We have an interest in developing new vaccination approaches for tumour immunotherapy. Tumours can express tumour-associated antigens that are recognized by the adaptive immune system. Nevertheless, tumour cells are poor inducers of immune responses since they lack stimuli such as pathogen-associated molecular patterns that efficiently activate the innate immune system. Viral nucleic acids represent ideal, molecularly defined adjuvants to promote the induction of effective anti-tumour immune responses. Therefore, we explore the application of synthetic mimics of viral nucleic acids as adjuvants in the context of tumour immunotherapy.

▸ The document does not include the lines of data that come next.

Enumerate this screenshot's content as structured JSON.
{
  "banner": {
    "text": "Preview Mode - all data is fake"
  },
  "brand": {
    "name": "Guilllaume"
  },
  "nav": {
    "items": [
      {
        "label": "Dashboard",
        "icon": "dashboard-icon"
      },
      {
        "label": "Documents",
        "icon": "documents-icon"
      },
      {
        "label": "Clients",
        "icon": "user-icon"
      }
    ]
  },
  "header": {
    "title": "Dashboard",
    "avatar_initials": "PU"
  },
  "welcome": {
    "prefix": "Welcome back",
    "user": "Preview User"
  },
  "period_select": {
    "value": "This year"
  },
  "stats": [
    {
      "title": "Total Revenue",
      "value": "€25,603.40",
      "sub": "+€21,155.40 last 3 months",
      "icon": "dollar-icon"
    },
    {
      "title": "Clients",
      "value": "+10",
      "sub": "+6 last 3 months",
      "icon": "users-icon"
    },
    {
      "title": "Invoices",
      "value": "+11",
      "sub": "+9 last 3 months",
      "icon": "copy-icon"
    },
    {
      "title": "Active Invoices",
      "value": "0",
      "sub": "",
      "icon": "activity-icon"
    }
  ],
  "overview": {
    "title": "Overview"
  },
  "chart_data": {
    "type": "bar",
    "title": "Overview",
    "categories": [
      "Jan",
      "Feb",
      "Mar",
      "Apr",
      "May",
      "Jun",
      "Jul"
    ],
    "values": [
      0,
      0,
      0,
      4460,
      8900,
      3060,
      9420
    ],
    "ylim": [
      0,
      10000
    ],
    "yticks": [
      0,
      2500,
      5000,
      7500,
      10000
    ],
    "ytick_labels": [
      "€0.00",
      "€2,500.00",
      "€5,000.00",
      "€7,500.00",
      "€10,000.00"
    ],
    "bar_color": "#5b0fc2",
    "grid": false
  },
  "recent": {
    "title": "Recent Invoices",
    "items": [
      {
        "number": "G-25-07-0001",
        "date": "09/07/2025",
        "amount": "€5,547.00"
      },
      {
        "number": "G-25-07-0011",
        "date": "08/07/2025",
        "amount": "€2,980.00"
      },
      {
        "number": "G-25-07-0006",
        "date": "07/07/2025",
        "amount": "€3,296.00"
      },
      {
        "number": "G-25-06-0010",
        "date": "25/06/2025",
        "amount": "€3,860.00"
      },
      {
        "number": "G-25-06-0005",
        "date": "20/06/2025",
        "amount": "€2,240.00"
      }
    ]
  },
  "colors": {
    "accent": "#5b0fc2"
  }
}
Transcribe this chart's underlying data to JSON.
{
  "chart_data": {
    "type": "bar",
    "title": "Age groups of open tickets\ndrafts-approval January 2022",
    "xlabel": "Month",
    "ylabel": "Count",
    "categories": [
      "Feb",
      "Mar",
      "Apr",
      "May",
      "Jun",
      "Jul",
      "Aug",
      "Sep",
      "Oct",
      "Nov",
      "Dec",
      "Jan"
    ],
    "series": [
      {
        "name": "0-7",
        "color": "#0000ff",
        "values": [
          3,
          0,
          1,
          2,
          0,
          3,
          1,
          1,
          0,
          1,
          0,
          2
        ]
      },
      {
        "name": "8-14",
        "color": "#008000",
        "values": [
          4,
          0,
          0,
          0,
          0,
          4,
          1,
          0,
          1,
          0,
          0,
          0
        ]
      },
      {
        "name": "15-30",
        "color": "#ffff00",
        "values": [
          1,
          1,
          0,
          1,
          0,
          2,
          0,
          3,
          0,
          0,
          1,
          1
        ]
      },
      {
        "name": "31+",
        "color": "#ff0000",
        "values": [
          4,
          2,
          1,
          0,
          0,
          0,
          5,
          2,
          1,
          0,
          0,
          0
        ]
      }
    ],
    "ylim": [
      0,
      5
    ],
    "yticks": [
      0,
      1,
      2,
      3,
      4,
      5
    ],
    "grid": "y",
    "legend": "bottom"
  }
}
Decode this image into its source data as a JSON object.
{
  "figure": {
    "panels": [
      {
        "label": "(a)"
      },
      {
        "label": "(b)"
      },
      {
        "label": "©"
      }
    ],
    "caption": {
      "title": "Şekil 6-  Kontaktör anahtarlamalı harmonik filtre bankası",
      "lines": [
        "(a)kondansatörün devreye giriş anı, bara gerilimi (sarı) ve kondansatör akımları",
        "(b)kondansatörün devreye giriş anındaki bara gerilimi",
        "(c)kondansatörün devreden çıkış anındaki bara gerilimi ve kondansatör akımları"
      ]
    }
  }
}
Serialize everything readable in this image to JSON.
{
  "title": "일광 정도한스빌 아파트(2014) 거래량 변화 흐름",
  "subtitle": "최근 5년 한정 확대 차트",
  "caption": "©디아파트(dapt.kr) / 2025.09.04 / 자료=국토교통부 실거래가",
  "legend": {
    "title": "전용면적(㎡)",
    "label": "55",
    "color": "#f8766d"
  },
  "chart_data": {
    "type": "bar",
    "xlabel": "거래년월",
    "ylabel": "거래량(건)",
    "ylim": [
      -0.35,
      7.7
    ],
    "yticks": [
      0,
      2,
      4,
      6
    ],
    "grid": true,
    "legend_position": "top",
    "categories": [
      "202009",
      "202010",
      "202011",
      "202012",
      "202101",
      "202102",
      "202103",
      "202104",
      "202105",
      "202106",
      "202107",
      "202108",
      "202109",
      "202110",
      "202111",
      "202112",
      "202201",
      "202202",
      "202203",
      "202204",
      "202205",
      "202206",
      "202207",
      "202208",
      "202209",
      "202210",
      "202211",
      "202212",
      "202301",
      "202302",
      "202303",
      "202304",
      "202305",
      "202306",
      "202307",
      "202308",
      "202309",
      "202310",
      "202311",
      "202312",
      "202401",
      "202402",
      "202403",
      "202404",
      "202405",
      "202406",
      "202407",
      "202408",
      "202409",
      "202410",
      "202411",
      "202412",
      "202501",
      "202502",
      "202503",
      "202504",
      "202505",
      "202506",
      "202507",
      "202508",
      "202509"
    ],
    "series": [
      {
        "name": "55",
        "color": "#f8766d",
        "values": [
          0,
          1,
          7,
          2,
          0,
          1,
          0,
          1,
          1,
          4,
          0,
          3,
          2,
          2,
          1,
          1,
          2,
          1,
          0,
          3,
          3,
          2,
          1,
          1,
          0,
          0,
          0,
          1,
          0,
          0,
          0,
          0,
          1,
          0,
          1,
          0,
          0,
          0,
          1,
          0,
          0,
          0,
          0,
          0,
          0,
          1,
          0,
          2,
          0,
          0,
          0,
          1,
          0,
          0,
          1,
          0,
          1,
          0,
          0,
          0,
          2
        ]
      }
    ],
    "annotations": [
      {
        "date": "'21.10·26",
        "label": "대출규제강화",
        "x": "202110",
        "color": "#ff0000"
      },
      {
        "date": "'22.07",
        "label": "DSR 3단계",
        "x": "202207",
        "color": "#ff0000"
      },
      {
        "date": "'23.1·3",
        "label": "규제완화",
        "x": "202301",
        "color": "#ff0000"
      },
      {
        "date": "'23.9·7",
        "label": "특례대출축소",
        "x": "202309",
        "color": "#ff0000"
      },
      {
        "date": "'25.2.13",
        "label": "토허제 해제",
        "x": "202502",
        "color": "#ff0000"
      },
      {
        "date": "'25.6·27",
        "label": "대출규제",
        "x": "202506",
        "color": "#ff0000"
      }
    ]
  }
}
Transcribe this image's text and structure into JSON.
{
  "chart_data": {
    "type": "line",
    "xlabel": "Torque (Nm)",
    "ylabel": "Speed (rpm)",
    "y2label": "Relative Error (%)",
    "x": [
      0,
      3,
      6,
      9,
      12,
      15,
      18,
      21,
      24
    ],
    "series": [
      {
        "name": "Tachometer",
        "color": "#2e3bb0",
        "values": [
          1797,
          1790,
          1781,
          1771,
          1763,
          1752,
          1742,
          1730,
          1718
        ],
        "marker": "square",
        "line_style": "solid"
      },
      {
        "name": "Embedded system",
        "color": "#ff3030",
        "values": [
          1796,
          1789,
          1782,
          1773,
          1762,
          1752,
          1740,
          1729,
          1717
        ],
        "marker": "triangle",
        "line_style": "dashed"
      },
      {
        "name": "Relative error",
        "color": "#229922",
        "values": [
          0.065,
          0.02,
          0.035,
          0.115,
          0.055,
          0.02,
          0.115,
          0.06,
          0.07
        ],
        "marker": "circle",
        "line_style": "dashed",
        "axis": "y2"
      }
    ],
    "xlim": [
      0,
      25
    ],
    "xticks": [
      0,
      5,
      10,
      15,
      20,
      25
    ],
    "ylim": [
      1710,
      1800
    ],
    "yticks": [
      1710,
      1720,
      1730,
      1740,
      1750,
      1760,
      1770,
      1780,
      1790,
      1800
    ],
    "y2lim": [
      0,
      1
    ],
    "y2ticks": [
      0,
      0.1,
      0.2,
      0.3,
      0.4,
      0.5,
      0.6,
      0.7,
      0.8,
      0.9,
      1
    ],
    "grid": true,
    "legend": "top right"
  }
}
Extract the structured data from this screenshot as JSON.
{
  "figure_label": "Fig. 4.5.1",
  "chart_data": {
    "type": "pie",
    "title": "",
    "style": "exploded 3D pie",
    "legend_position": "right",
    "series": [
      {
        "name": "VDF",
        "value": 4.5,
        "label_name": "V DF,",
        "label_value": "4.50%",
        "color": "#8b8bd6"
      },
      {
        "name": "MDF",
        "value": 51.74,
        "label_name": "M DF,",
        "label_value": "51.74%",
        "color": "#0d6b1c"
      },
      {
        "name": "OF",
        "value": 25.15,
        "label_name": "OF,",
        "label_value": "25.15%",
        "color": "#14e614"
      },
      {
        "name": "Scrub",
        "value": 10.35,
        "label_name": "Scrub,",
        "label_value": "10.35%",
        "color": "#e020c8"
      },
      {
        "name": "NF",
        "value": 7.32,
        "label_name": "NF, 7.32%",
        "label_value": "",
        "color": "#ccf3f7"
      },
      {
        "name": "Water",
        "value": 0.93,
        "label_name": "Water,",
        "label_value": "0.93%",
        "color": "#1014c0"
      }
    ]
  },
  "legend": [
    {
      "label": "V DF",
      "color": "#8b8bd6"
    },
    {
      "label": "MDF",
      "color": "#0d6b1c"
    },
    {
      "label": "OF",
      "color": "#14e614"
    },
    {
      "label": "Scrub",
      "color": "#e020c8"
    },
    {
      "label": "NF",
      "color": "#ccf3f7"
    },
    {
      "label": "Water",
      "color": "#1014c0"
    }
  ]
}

The biological importance of the JAK-STAT signalling pathway was indicated by the severe combined immunodeficiency (SCID) of patients lacking functional JAK3 kinase, that associates exclusively with the common gamma-chain (γc), which is shared by members of the immunologically important IL-2-family of cytokines. Additionally, genetic mutations in Tyk2, STAT1, STAT3, and STAT5B have been shown to cause various immunodeficiencies, indicating the profound importance of an intact JAK-STAT signaling pathway to normal cellular integrity and immune function.
By virtue of the fact that STAT proteins play vital roles in the proliferative, differentiation and survival decisions of cells, constitutively activated STATs, particularly STAT3 and STAT5, have been detected in a variety of human primary tumours, haematopoietic tumours such as leukaemias, lymphomas, multiple myelomas and cellular transformation by viral or cellular oncogenes. Previously, we showed that dysregulation of STAT5 proteins contributes to the pathology of malignant T cells in Sezary Syndrome. Moreover, over-expression of constitutively activated STAT3 and STAT5, or wild-type or a C-terminally truncated form of Stat5 (Stat5t), induced tumours in transgenic mouse models, suggesting that these two STAT proteins regulate transcription of important target genes, whose aberrant expression can lead to cellular transformation.
We are interested in understanding the molecular mechanisms by which STAT5A, STAT5B and to a lesser extent STAT3, mediate the actions of IL-2 in T cells. As IL-2 regulates many critical aspects of immunity, such as activation induced cell death (AICD) of T cells, tolerance and autoimmunity, via the JAK-STAT5 pathway, a detailed molecular understanding of how these STAT proteins are regulated, and the target genes they regulate should enable us to identify novel therapeutic targets for use in diseases associated with the dysregulation of IL-2/IL-2R system. To this extent we are undertaking structure-function studies of the two highly homologous proteins, STAT5A and STAT5B to understand how they interact with DNA, and whether they differ in this process. In other studies, we have identified a number of novel IL-2-induced target genes of STAT5A and STAT5B by chromatin immunoprecipitation, and studies are underway to validate and evaluate several of these candidate genes at the expression and functional level. We also have on-going collaboration with the lab of Prof. Giovanna Lombardi and Prof. Robert Lechler on the role of STAT3/STAT5 in Treg cell differentiation under inflammatory conditions.